Perse un sacco di soldi...
«Sì, ma a quel punto avevo fatto la mia gavetta come autore. Ed era arrivato il mio turno. Prima da solo e poi con Pace e Panzeri firmai molte canzoni: «La rosa nera» e «Alle porte del sole» per Gigliola Cinquetti, «Tipitipitì», «Non illuderti mai» e «Fin che la barca va» per Orietta Berti, ”Quanto è bella lei” per Gianni Nazzaro...».
Pace e Panzeri come li ha conosciuti?
«Pace in un albergo, sempre a Milano. Io giocavo a biliardo, lui veniva a giocare a carte, poi si finiva sempre a suonare la chitarra. Io ero nel Clan, lui era un autore, abbiamo cominciato a lavorare assieme. Con Panzeri la stessa cosa. Le canzoni le scrivevamo assieme, ognuno metteva qualcosa, a volte l’idea arrivava per caso, magari viaggiando in macchina...».
Come cantante aveva guadagnato molto?
«Poco. Come autore sono arrivati molti più soldi.
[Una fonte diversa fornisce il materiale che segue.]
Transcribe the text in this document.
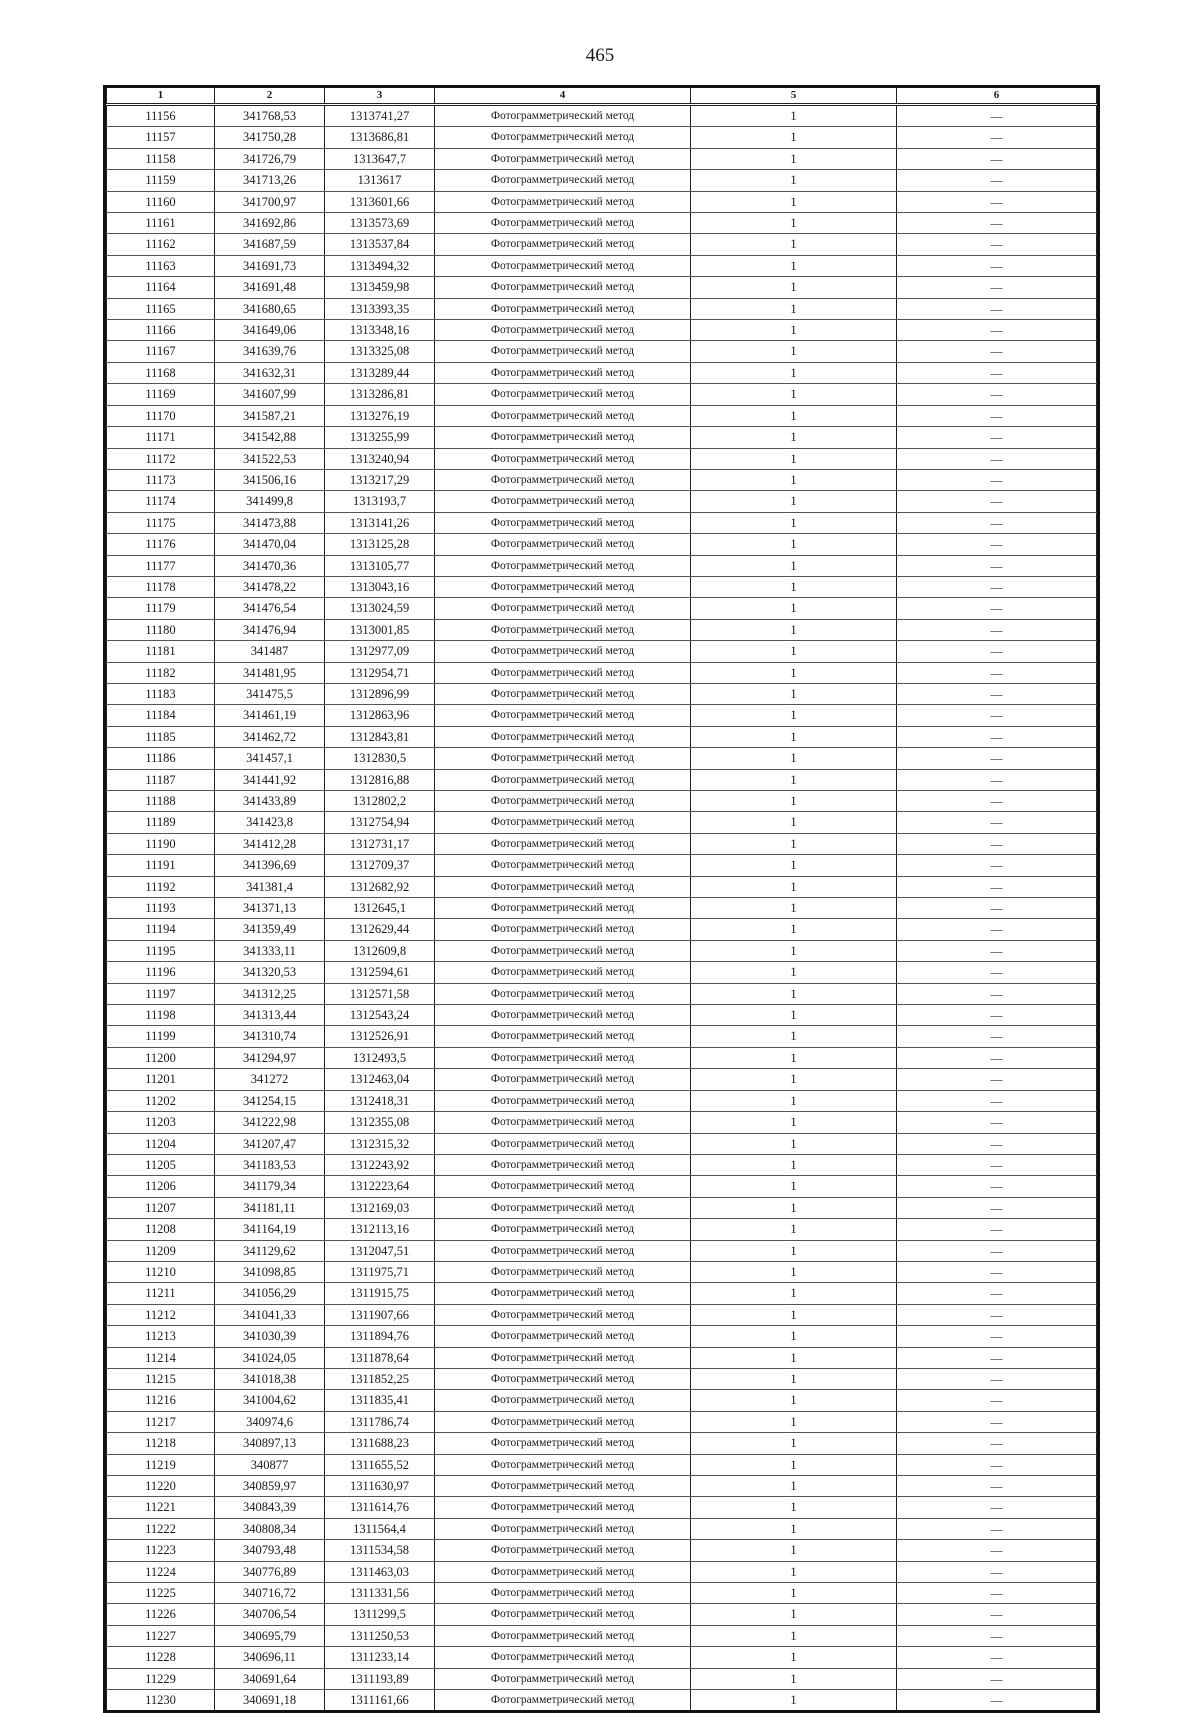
465
1	2	3	4	5	6
11156	341768,53	1313741,27	Фотограмметрический метод	1	—
11157	341750,28	1313686,81	Фотограмметрический метод	1	—
11158	341726,79	1313647,7	Фотограмметрический метод	1	—
11159	341713,26	1313617	Фотограмметрический метод	1	—
11160	341700,97	1313601,66	Фотограмметрический метод	1	—
11161	341692,86	1313573,69	Фотограмметрический метод	1	—
11162	341687,59	1313537,84	Фотограмметрический метод	1	—
11163	341691,73	1313494,32	Фотограмметрический метод	1	—
11164	341691,48	1313459,98	Фотограмметрический метод	1	—
11165	341680,65	1313393,35	Фотограмметрический метод	1	—
11166	341649,06	1313348,16	Фотограмметрический метод	1	—
11167	341639,76	1313325,08	Фотограмметрический метод	1	—
11168	341632,31	1313289,44	Фотограмметрический метод	1	—
11169	341607,99	1313286,81	Фотограмметрический метод	1	—
11170	341587,21	1313276,19	Фотограмметрический метод	1	—
11171	341542,88	1313255,99	Фотограмметрический метод	1	—
11172	341522,53	1313240,94	Фотограмметрический метод	1	—
11173	341506,16	1313217,29	Фотограмметрический метод	1	—
11174	341499,8	1313193,7	Фотограмметрический метод	1	—
11175	341473,88	1313141,26	Фотограмметрический метод	1	—
11176	341470,04	1313125,28	Фотограмметрический метод	1	—
11177	341470,36	1313105,77	Фотограмметрический метод	1	—
11178	341478,22	1313043,16	Фотограмметрический метод	1	—
11179	341476,54	1313024,59	Фотограмметрический метод	1	—
11180	341476,94	1313001,85	Фотограмметрический метод	1	—
11181	341487	1312977,09	Фотограмметрический метод	1	—
11182	341481,95	1312954,71	Фотограмметрический метод	1	—
11183	341475,5	1312896,99	Фотограмметрический метод	1	—
11184	341461,19	1312863,96	Фотограмметрический метод	1	—
11185	341462,72	1312843,81	Фотограмметрический метод	1	—
11186	341457,1	1312830,5	Фотограмметрический метод	1	—
11187	341441,92	1312816,88	Фотограмметрический метод	1	—
11188	341433,89	1312802,2	Фотограмметрический метод	1	—
11189	341423,8	1312754,94	Фотограмметрический метод	1	—
11190	341412,28	1312731,17	Фотограмметрический метод	1	—
11191	341396,69	1312709,37	Фотограмметрический метод	1	—
11192	341381,4	1312682,92	Фотограмметрический метод	1	—
11193	341371,13	1312645,1	Фотограмметрический метод	1	—
11194	341359,49	1312629,44	Фотограмметрический метод	1	—
11195	341333,11	1312609,8	Фотограмметрический метод	1	—
11196	341320,53	1312594,61	Фотограмметрический метод	1	—
11197	341312,25	1312571,58	Фотограмметрический метод	1	—
11198	341313,44	1312543,24	Фотограмметрический метод	1	—
11199	341310,74	1312526,91	Фотограмметрический метод	1	—
11200	341294,97	1312493,5	Фотограмметрический метод	1	—
11201	341272	1312463,04	Фотограмметрический метод	1	—
11202	341254,15	1312418,31	Фотограмметрический метод	1	—
11203	341222,98	1312355,08	Фотограмметрический метод	1	—
11204	341207,47	1312315,32	Фотограмметрический метод	1	—
11205	341183,53	1312243,92	Фотограмметрический метод	1	—
11206	341179,34	1312223,64	Фотограмметрический метод	1	—
11207	341181,11	1312169,03	Фотограмметрический метод	1	—
11208	341164,19	1312113,16	Фотограмметрический метод	1	—
11209	341129,62	1312047,51	Фотограмметрический метод	1	—
11210	341098,85	1311975,71	Фотограмметрический метод	1	—
11211	341056,29	1311915,75	Фотограмметрический метод	1	—
11212	341041,33	1311907,66	Фотограмметрический метод	1	—
11213	341030,39	1311894,76	Фотограмметрический метод	1	—
11214	341024,05	1311878,64	Фотограмметрический метод	1	—
11215	341018,38	1311852,25	Фотограмметрический метод	1	—
11216	341004,62	1311835,41	Фотограмметрический метод	1	—
11217	340974,6	1311786,74	Фотограмметрический метод	1	—
11218	340897,13	1311688,23	Фотограмметрический метод	1	—
11219	340877	1311655,52	Фотограмметрический метод	1	—
11220	340859,97	1311630,97	Фотограмметрический метод	1	—
11221	340843,39	1311614,76	Фотограмметрический метод	1	—
11222	340808,34	1311564,4	Фотограмметрический метод	1	—
11223	340793,48	1311534,58	Фотограмметрический метод	1	—
11224	340776,89	1311463,03	Фотограмметрический метод	1	—
11225	340716,72	1311331,56	Фотограмметрический метод	1	—
11226	340706,54	1311299,5	Фотограмметрический метод	1	—
11227	340695,79	1311250,53	Фотограмметрический метод	1	—
11228	340696,11	1311233,14	Фотограмметрический метод	1	—
11229	340691,64	1311193,89	Фотограмметрический метод	1	—
11230	340691,18	1311161,66	Фотограмметрический метод	1	—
Basti pensare che quando facevo le serate, alla fine degli anni Sessanta, prendevo centomila lire a sera, di cui davo quindicimila a testa ai ragazzi del gruppo: dunque me ne restava la metà. Celentano prendeva un milione a sera, e al complesso dava dodicimila lire a testa. E a me diceva: tu sei matto, non bisogna dargli tanto...».
La svolta economica?
«Quando ho visto i soldi della Siae per ”La rosa nera”: due milioni di lire in un anno per settecentomila copie vendute. Fu allora che capii che le cose stavano cambiando».
Un suo brano finì in America...
«Sì, ”Alla fine della strada”, portata al Sanremo del ’69 da Junior Magli e dai Casuals. Furono eliminati subito, perchè se a Sanremo non paghi non puoi far nulla. Ma il disco fu spedito a una casa discografica inglese. Magli imitava un po’ Tom Jones, aveva fatto anche una cover di ”Delilah”. Fatto sta...».
Fatto sta?
«Fatto sta che il disco arrivò in qualche maniera alle orecchie di Tom Jones e l’ha incisa. Una sera ero fuori con una ragazza, a Trieste, dove tornavo ogni tanto, e la radio dava questa canzone, che in inglese era diventata ”Love me tonight”...».
In America c’è poi andato?
«Quell’anno dovevo andare a Los Angeles per ritirare un premio perchè la canzone aveva avuto un milione di passaggi radiofonici e televisivi. Ma la mia paura dell’aereo mi fece rinunciare. Negli Stati Uniti ci sarei andato qualche anno dopo, per incidere un disco, ma mi ritrovai in mezzo a un giro che non mi piaceva per niente, e la cosa non ebbe un seguito...».
Trieste?
«Per tanti anni sono andato avanti e indietro. Poi sono tornato a vivere qui. Ora sto a Sistiana, vicino al mare. E i miei dischi li faccio ancora...».
Pilat, ma se Celentano la chiamasse?
«Ovvio: ci andrei di corsa. Al suo prossimo programma, a questo punto...».